Five species of bird that were discovered living in Hawaii on James Cook’s third epic voyage in the 1770s may now sadly be extinct, but a new study of their genetics has revealed them to be not what we thought they were. Instead of belonging to a family of birds that still lives today in Australia and Papua New Guinea, it turns out that the Hawaiian honeycreepers made up an entirely different family even though they looked and behaved almost exactly the same as their distant antipodian cousins.
That’s according to a study published this week in the journal Current Biology by Robert Fleischer, Helen James, and Storrs Olson from the National Zoological Park at the Smithsonian Institution in Washington DC.
All that remains of the Hawaiian honeycreepers are dead specimens in museums – they once roamed the islands, where they sipped nectar from flowers with their long curved beaks.

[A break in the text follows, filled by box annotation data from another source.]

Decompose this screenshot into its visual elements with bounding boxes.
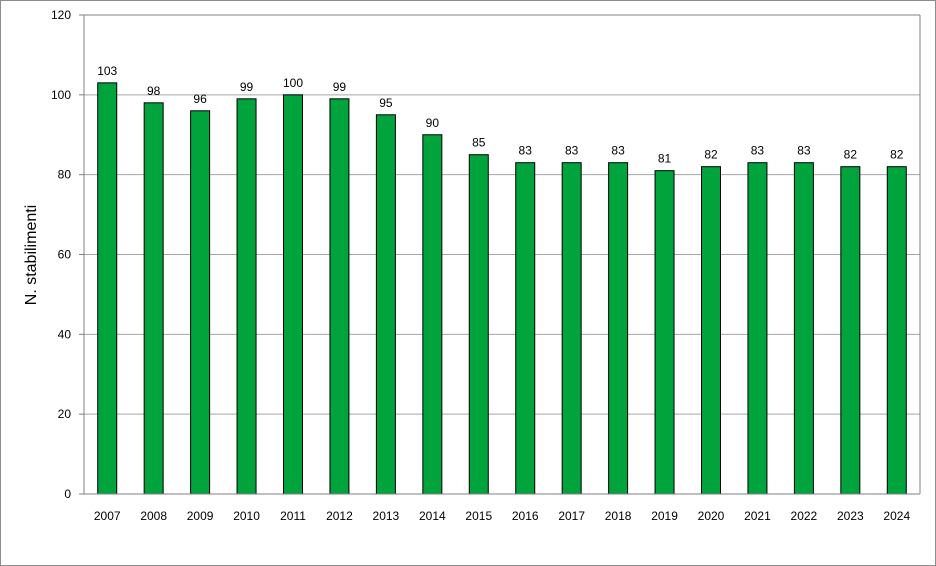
x-tick-label-2014: 2014 — [419, 509, 446, 523]
bar-2013 — [375, 114, 396, 495]
data-label-2022: 83 — [797, 144, 811, 158]
data-label-2009: 96 — [193, 92, 207, 106]
data-label-2021: 83 — [751, 144, 765, 158]
x-tick-label-2020: 2020 — [698, 509, 725, 523]
axes — [83, 14, 921, 495]
data-label-2013: 95 — [379, 96, 393, 110]
y-axis-label: N. stabilimenti — [23, 205, 40, 305]
x-tick-label-2009: 2009 — [187, 509, 214, 523]
bar-2018 — [608, 162, 629, 495]
data-labels: 103 98 96 99 100 99 95 90 85 83 83 83 81 82 83 83 82 82 — [97, 64, 904, 166]
x-tick-label-2007: 2007 — [94, 509, 121, 523]
x-axis-ticks: 2007 2008 2009 2010 2011 2012 2013 2014 2015 2016… — [94, 509, 911, 523]
bar-2008 — [143, 102, 164, 495]
data-label-2011: 100 — [283, 76, 303, 90]
data-label-2010: 99 — [240, 80, 254, 94]
x-tick-label-2018: 2018 — [605, 509, 632, 523]
bar-2024 — [886, 166, 907, 495]
bar-2010 — [236, 98, 257, 495]
bar-2017 — [561, 162, 582, 495]
bar-2012 — [329, 98, 350, 495]
data-label-2023: 82 — [844, 148, 858, 162]
x-tick-label-2019: 2019 — [651, 509, 678, 523]
x-tick-label-2023: 2023 — [837, 509, 864, 523]
bar-2022 — [793, 162, 814, 495]
bars — [97, 82, 907, 495]
data-label-2017: 83 — [565, 144, 579, 158]
x-tick-label-2021: 2021 — [744, 509, 771, 523]
data-label-2019: 81 — [658, 152, 672, 166]
bar-2015 — [468, 154, 489, 495]
bar-2020 — [701, 166, 721, 495]
bar-2019 — [654, 170, 675, 495]
x-tick-label-2015: 2015 — [465, 509, 492, 523]
y-tick-label: 80 — [58, 168, 72, 182]
y-tick-label: 20 — [58, 407, 72, 421]
x-tick-label-2024: 2024 — [883, 509, 910, 523]
x-tick-label-2012: 2012 — [326, 509, 353, 523]
data-label-2024: 82 — [890, 148, 904, 162]
bar-2023 — [840, 166, 861, 495]
bar-2011 — [283, 94, 303, 495]
x-tick-label-2010: 2010 — [233, 509, 260, 523]
bar-2016 — [515, 162, 536, 495]
x-tick-label-2022: 2022 — [791, 509, 818, 523]
x-tick-label-2011: 2011 — [280, 509, 306, 523]
y-tick-label: 60 — [58, 248, 72, 262]
data-label-2007: 103 — [97, 64, 117, 78]
bar-2007 — [97, 82, 118, 495]
x-tick-label-2016: 2016 — [512, 509, 539, 523]
bar-2021 — [747, 162, 768, 495]
data-label-2020: 82 — [704, 148, 718, 162]
y-tick-label: 120 — [51, 8, 71, 22]
bar-2014 — [422, 134, 443, 495]
data-label-2018: 83 — [611, 144, 625, 158]
x-tick-label-2008: 2008 — [140, 509, 167, 523]
y-tick-label: 0 — [64, 487, 71, 501]
x-tick-label-2013: 2013 — [373, 509, 400, 523]
x-tick-label-2017: 2017 — [558, 509, 585, 523]
data-label-2014: 90 — [426, 116, 440, 130]
y-axis-ticks: 0 20 40 60 80 100 120 — [51, 8, 84, 501]
data-label-2008: 98 — [147, 84, 161, 98]
data-label-2012: 99 — [333, 80, 347, 94]
bar-2009 — [190, 110, 211, 495]
data-label-2015: 85 — [472, 136, 486, 150]
y-tick-label: 40 — [58, 327, 72, 341]
y-tick-label: 100 — [51, 88, 71, 102]
data-label-2016: 83 — [519, 144, 533, 158]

But is was from these carcasses that the researchers managed to extract nuclear DNA which revealed that these species were closely related to other birds including waxwings and silky flycatchers which they look nothing like and in fact were only distantly related to the Australasian honeyeaters which they were spitting image of.

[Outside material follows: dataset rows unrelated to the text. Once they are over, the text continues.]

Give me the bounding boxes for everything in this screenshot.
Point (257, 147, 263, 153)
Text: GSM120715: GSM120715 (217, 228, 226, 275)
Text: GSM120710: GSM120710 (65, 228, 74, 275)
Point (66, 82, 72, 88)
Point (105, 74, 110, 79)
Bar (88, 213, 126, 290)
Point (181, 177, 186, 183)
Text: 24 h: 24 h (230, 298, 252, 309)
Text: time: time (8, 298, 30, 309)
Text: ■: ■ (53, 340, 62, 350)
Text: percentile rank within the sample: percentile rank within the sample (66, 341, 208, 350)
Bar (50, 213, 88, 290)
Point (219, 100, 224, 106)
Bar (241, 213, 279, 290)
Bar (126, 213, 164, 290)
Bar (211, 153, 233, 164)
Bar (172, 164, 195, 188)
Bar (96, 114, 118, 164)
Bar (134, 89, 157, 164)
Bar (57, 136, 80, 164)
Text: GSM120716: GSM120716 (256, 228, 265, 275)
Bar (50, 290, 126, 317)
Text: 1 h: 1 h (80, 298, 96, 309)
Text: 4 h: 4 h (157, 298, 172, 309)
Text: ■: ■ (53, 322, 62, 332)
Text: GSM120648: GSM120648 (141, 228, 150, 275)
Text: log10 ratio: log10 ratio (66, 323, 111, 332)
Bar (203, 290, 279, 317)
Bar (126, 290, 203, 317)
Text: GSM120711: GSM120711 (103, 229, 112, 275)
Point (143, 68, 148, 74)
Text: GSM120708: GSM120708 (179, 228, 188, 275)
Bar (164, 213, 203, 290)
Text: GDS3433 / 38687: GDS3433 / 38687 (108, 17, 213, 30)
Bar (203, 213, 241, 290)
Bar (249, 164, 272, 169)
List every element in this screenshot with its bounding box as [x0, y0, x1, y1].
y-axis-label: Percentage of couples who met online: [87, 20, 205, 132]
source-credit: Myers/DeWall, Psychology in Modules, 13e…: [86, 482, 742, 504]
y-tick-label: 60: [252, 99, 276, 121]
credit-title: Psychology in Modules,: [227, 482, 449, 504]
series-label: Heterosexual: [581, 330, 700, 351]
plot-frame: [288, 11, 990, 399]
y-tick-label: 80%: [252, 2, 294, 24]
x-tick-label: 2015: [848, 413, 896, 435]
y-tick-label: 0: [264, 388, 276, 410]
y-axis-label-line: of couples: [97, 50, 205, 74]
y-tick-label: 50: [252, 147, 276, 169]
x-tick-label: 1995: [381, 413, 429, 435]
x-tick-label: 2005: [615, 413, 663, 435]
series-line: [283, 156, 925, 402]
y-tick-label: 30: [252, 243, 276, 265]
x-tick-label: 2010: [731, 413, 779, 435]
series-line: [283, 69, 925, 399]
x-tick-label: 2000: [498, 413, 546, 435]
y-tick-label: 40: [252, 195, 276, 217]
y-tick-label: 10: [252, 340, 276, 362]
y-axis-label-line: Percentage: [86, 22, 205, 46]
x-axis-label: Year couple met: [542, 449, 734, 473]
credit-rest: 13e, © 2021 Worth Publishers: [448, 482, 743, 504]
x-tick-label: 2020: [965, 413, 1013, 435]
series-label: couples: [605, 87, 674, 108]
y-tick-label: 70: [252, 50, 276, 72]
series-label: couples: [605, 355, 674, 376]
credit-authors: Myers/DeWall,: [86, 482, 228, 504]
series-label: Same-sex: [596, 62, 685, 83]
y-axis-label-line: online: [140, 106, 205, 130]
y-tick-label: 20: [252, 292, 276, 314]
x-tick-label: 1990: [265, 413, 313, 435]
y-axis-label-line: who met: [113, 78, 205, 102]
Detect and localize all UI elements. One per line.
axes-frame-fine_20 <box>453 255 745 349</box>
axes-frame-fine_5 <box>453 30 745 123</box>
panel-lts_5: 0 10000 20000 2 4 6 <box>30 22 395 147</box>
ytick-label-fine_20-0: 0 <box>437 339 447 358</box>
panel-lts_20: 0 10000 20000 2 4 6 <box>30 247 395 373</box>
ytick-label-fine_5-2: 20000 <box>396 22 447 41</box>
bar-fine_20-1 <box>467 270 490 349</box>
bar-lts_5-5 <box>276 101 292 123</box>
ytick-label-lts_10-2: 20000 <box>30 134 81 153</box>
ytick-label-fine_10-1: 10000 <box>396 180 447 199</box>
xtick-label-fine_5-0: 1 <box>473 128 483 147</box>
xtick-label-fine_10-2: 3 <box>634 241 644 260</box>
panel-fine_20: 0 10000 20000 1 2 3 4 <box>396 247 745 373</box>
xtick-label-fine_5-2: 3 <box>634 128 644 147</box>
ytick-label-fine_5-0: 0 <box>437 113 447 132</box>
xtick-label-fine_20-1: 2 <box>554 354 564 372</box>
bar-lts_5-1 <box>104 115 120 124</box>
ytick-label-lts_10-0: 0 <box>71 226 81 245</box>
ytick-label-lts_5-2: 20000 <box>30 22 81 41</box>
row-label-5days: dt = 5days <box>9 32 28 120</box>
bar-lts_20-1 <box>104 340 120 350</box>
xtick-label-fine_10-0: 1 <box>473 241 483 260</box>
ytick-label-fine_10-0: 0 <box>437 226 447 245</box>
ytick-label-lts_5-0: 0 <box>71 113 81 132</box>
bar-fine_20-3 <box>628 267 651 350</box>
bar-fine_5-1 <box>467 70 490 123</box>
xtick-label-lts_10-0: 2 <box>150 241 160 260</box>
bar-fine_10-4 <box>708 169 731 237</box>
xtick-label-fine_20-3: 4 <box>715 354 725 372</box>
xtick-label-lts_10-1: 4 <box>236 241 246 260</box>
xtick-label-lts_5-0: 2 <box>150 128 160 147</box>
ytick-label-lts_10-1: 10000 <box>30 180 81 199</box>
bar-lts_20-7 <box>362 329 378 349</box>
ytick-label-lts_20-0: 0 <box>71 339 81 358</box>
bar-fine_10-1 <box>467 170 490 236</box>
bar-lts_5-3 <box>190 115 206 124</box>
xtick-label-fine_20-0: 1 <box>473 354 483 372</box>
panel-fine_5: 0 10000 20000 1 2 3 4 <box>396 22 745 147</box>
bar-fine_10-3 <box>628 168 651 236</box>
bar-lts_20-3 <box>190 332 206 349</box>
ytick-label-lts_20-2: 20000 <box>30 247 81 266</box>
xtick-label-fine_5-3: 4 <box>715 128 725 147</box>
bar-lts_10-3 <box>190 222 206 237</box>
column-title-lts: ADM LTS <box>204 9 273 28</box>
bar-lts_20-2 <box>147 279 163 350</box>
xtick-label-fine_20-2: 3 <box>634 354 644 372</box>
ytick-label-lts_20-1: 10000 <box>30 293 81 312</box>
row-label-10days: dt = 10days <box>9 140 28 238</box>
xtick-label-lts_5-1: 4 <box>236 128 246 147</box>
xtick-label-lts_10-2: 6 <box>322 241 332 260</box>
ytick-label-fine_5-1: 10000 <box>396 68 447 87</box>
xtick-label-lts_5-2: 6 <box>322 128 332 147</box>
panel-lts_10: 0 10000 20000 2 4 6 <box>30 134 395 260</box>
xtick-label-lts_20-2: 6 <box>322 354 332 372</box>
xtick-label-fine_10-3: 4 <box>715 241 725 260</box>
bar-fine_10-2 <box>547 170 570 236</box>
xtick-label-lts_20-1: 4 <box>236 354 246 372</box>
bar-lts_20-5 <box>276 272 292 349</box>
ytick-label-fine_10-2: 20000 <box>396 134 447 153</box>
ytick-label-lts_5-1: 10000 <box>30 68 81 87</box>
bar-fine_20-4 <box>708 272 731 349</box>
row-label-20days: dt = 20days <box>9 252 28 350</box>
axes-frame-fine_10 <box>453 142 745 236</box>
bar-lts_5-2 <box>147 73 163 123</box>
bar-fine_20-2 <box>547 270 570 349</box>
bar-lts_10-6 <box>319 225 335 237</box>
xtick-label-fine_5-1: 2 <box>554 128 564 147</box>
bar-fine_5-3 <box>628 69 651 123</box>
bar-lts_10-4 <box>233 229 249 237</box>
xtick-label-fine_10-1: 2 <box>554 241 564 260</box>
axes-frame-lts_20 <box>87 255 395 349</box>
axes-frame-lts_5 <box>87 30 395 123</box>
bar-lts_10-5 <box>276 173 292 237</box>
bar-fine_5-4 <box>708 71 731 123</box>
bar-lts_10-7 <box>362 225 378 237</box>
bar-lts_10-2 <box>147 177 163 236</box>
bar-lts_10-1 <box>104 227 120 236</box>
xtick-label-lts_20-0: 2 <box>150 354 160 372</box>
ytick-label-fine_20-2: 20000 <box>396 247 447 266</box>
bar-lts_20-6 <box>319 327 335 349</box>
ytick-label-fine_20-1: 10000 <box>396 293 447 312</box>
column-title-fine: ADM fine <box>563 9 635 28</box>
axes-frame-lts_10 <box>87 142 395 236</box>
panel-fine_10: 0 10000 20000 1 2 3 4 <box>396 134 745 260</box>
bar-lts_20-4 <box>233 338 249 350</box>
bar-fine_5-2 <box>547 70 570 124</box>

What it means is that the two groups of honeyeaters independently evolved to look very similar to each other and to occupy a very similar role in the ecosystem – a process known as convergent evolution.

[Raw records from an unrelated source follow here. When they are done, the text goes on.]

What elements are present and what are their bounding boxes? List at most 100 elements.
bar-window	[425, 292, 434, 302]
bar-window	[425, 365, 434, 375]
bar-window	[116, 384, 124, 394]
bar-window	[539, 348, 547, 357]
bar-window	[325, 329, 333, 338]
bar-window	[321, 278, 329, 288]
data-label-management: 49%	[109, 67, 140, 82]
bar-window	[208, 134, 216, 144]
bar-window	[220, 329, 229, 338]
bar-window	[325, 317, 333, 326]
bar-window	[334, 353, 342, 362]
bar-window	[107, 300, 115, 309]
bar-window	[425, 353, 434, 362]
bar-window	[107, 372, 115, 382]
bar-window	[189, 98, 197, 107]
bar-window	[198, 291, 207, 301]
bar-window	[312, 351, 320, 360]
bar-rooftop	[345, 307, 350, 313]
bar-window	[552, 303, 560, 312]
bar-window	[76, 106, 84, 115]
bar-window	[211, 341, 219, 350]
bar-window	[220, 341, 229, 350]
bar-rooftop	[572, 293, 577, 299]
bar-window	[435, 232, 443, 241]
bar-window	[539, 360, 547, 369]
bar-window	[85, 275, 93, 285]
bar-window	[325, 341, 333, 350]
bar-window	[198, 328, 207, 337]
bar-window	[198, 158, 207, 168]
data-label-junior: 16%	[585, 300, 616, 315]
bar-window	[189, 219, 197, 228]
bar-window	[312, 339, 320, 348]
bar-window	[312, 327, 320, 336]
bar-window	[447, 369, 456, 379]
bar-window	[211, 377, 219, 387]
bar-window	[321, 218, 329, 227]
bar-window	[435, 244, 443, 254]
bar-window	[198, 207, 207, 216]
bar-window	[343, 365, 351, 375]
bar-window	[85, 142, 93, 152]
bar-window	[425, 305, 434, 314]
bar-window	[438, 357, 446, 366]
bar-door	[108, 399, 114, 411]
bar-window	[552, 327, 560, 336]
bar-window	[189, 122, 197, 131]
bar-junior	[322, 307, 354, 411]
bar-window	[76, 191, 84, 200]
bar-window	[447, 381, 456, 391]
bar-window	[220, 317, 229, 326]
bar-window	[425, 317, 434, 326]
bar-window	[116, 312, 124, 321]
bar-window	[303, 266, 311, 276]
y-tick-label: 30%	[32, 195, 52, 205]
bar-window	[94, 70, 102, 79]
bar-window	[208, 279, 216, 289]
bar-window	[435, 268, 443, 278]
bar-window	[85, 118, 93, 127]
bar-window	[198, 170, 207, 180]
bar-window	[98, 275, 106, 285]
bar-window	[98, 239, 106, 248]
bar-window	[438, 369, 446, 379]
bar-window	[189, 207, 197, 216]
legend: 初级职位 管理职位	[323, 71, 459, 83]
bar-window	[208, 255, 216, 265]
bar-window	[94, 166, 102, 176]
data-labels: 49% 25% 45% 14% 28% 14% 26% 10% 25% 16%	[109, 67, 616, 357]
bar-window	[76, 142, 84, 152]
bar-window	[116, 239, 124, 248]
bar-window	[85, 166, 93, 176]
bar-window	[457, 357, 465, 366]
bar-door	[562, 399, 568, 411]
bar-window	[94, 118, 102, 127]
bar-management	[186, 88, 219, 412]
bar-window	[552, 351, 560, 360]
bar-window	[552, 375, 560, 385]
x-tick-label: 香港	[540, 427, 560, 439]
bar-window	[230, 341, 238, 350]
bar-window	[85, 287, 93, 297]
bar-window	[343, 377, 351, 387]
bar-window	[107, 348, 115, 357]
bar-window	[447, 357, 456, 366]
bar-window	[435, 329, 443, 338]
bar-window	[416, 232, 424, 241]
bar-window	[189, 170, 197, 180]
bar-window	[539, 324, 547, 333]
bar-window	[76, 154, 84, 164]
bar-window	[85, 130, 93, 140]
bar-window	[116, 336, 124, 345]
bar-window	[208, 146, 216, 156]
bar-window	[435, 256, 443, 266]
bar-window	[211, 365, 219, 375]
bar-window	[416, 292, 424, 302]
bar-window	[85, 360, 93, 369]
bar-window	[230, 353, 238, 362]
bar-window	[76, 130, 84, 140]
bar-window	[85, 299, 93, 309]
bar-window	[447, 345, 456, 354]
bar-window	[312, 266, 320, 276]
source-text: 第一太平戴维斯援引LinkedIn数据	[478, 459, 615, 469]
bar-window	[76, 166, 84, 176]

It’s the same process that makes other pairs of species look alike even when they are not closely related, such as modern day dolphins and ancient extinct Ichthyosaurs which had a similar long snout, dorsal fin and wide tail, but which were a type of reptile and not mammals like dolphins are.
The Hawaiian honeyeaters went extinct between the 1850s and the 1980s due to combination of problems including the introduction of diseases and predators to Hawaii. And even though they are no-longer with us, the Hawaiian honeyeaters have been posthumously given their own family name, the Mohoidae.